We produce projected slides (RGB) and printed posters (CMYK) that sometimes appear adjacent to each other. We find that the same graphics looks very different in the two mediums. How can we adjust the RGB values to match or come close to the CMYK appearance?
You need to calibrate your printer and your projector using specialized hardware like Colormunki photo.
One primitive way to do it is to use your graphics card's software and tweak it a bit to get closer to the print.
You also need to use some standardized lights to view the print. In modern led lights there is a unit called CRI (Color rendition index), the closer the number to 100 the better.
Fluorescent lamps have a CRI very low, so normal office lamps will do a bad job.
You will have to create similar viewing conditions for both of the images if not industry standard ones.

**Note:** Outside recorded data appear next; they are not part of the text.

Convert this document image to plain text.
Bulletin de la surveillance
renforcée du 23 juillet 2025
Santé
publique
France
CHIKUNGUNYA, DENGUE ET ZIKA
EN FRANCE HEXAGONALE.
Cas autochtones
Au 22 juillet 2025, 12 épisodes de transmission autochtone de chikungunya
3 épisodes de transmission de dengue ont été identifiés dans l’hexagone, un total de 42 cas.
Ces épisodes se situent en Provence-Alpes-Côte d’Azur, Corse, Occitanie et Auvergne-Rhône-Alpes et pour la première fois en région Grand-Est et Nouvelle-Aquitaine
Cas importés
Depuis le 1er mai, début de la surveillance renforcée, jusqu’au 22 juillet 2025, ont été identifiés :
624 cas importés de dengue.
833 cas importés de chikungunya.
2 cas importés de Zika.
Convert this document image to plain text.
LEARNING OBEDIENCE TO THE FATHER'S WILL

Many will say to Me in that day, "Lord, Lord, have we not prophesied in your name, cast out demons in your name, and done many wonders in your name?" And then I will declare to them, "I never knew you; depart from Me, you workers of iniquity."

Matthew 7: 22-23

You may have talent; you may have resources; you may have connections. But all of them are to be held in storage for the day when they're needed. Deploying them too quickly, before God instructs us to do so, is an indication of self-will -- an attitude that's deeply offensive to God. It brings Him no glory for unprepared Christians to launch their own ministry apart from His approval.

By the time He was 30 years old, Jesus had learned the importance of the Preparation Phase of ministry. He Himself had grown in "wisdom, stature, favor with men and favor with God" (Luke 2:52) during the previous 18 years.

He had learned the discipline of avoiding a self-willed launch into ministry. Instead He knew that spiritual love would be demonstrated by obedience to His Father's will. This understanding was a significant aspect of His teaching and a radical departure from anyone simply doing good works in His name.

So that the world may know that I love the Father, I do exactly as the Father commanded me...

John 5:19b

The colour matching is the subject of "Colour Management." Within that is what is called "Standard Viewing Conditions." It involves characterizing and calibrating your "display monitors" to match. The degree to which they match is an issue
To begin, the slide and the print should have the same "White Point" and be illuminated at sufficient intensity that the "whites" in both appear to match. This alone is going to get you very close to your goal without modifying the file to compensate for display differences.
In normal press-check situations, a calibrated RGB monitor displays the correct "slide" physically located beside the "print" inside a viewing booth with the correctly illumination inside——all this in a consistently lit neutrally coloured room.